Langkah ini dinilai sebagai upaya mencari “jalan langit” dan restu para kiai sepuh guna mendinginkan suasana organisasi yang tengah bergejolak. Pengasuh Ponpes Lirboyo, KH Oing Abdul Muid Shoib (Gus Muid), mengonfirmasi kunjungan maraton tersebut. Menurutnya, kehadiran para petinggi PBNU ini bertujuan meminta doa dan bimbingan agar persoalan internal organisasi segera menemukan titik temu.
Kronologi Kunjungan
Kunjungan diawali oleh rombongan Sekretaris Jenderal.
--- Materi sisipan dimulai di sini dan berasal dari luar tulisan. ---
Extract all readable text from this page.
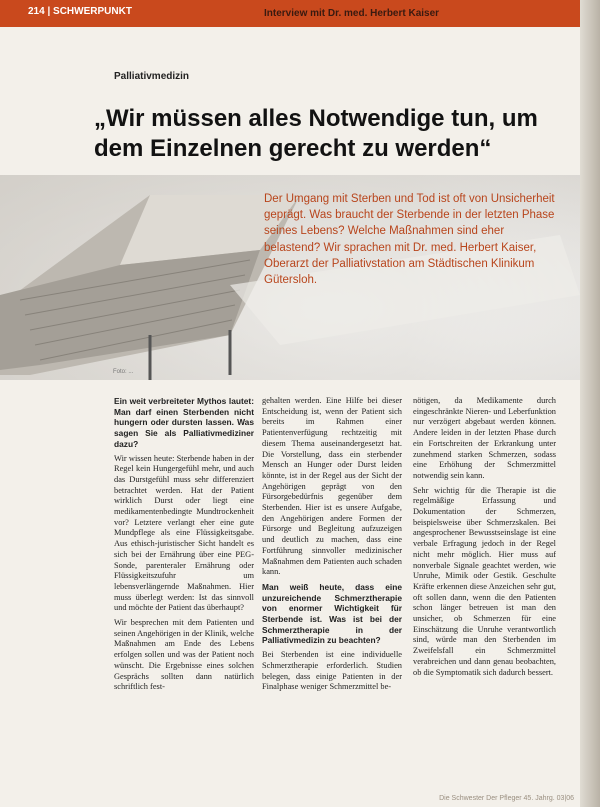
214 | SCHWERPUNKT	Interview mit Dr. med. Herbert Kaiser
Palliativmedizin
„Wir müssen alles Notwendige tun, um dem Einzelnen gerecht zu werden“
Der Umgang mit Sterben und Tod ist oft von Unsicherheit geprägt. Was braucht der Sterbende in der letzten Phase seines Lebens? Welche Maßnahmen sind eher belastend? Wir sprachen mit Dr. med. Herbert Kaiser, Oberarzt der Palliativstation am Städtischen Klinikum Gütersloh.
Foto: ...

Ein weit verbreiteter Mythos lautet: Man darf einen Sterbenden nicht hungern oder dursten lassen. Was sagen Sie als Palliativmediziner dazu?

Wir wissen heute: Sterbende haben in der Regel kein Hungergefühl mehr, und auch das Durstgefühl muss sehr differenziert betrachtet werden. Hat der Patient wirklich Durst oder liegt eine medikamentenbedingte Mundtrockenheit vor? Letztere verlangt eher eine gute Mundpflege als eine Flüssigkeitsgabe. Aus ethisch-juristischer Sicht handelt es sich bei der Ernährung über eine PEG-Sonde, parenteraler Ernährung oder Flüssigkeitszufuhr um lebensverlängernde Maßnahmen. Hier muss überlegt werden: Ist das sinnvoll und möchte der Patient das überhaupt?

Wir besprechen mit dem Patienten und seinen Angehörigen in der Klinik, welche Maßnahmen am Ende des Lebens erfolgen sollen und was der Patient noch wünscht. Die Ergebnisse eines solchen Gesprächs sollten dann natürlich schriftlich fest-

gehalten werden. Eine Hilfe bei dieser Entscheidung ist, wenn der Patient sich bereits im Rahmen einer Patientenverfügung rechtzeitig mit diesem Thema auseinandergesetzt hat. Die Vorstellung, dass ein sterbender Mensch an Hunger oder Durst leiden könnte, ist in der Regel aus der Sicht der Angehörigen geprägt von den Fürsorgebedürfnis gegenüber dem Sterbenden. Hier ist es unsere Aufgabe, den Angehörigen andere Formen der Fürsorge und Begleitung aufzuzeigen und deutlich zu machen, dass eine Fortführung sinnvoller medizinischer Maßnahmen dem Patienten auch schaden kann.

Man weiß heute, dass eine unzureichende Schmerztherapie von enormer Wichtigkeit für Sterbende ist. Was ist bei der Schmerztherapie in der Palliativmedizin zu beachten?

Bei Sterbenden ist eine individuelle Schmerztherapie erforderlich. Studien belegen, dass einige Patienten in der Finalphase weniger Schmerzmittel be-

nötigen, da Medikamente durch eingeschränkte Nieren- und Leberfunktion nur verzögert abgebaut werden können. Andere leiden in der letzten Phase durch ein Fortschreiten der Erkrankung unter zunehmend starken Schmerzen, sodass eine Erhöhung der Schmerzmittel notwendig sein kann.

Sehr wichtig für die Therapie ist die regelmäßige Erfassung und Dokumentation der Schmerzen, beispielsweise über Schmerzskalen. Bei angesprochener Bewusstseinslage ist eine verbale Erfragung jedoch in der Regel nicht mehr möglich. Hier muss auf nonverbale Signale geachtet werden, wie Unruhe, Mimik oder Gestik. Geschulte Kräfte erkennen diese Anzeichen sehr gut, oft sollen dann, wenn die den Patienten schon länger betreuen ist man den unsicher, ob Schmerzen für eine Einschätzung die Unruhe verantwortlich sind, würde man den Sterbenden im Zweifelsfall ein Schmerzmittel verabreichen und dann genau beobachten, ob die Symptomatik sich dadurch bessert.

Die Schwester Der Pfleger 45. Jahrg. 03|06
Pada Selasa (25/11/2025), Gus Ipul hadir didampingi Bendahara Umum PBNU, Gus Gudfan. Rombongan ini diterima langsung oleh dua pilar utama Lirboyo, yakni KH Anwar Manshur dan KH Abdullah Kafabihi Mahrus.
Sehari berselang, giliran Ketua Umum PBNU Gus Yahya yang hadir. Didampingi KH Amin Said Husni, Gus Yahya juga melakukan pertemuan tertutup dengan para pengasuh Lirboyo.

“Keduanya meminta doa restu agar persoalan yang tengah dihadapi PBNU dapat segera menemukan titik terang dan menemukan penyelesaian terbaik. Keduanya juga menyampaikan permohonan doa serta bimbingan para masyayikh untuk meredakan ketegangan dan menjaga keteduhan organisasi,” ujar Gus Muid kepada awak media.
“Dawuh” Tegas Lirboyo: Alumni Wajib Netral
Di tengah pusaran konflik elite PBNU, posisi Pondok Pesantren Lirboyo sebagai salah satu pesantren paling berpengaruh di lingkungan Nahdliyin menjadi sorotan.
Menyikapi situasi ini, para Masyayikh Lirboyo mengeluarkan instruksi khusus atau dawuh yang ditujukan kepada seluruh alumni, terutama yang kini menjabat dalam struktur kepengurusan NU di berbagai tingkatan.
Gus Muid menegaskan bahwa sikap Lirboyo adalah menjaga keutuhan jam’iyah. Oleh karena itu, alumni dilarang keras terlibat dalam faksi-faksi yang berseteru.
“Terkait dinamika di PBNU, (himbauan) agar alumni tetap netral, tidak bergabung dengan kelompok manapun, dan tidak ikut-ikutan dalam perbincangan maupun perdebatan,” tegas Gus Muid menyampaikan pesan para Masyayikh.
Instruksi ini menjadi sinyal kuat bahwa Lirboyo menginginkan penyelesaian konflik yang bermartabat tanpa memecah belah basis massa di akar rumput. Netralitas alumni Lirboyo diharapkan menjadi penyeimbang di tengah tarik-menarik kepentingan yang terjadi di tubuh PBNU saat ini.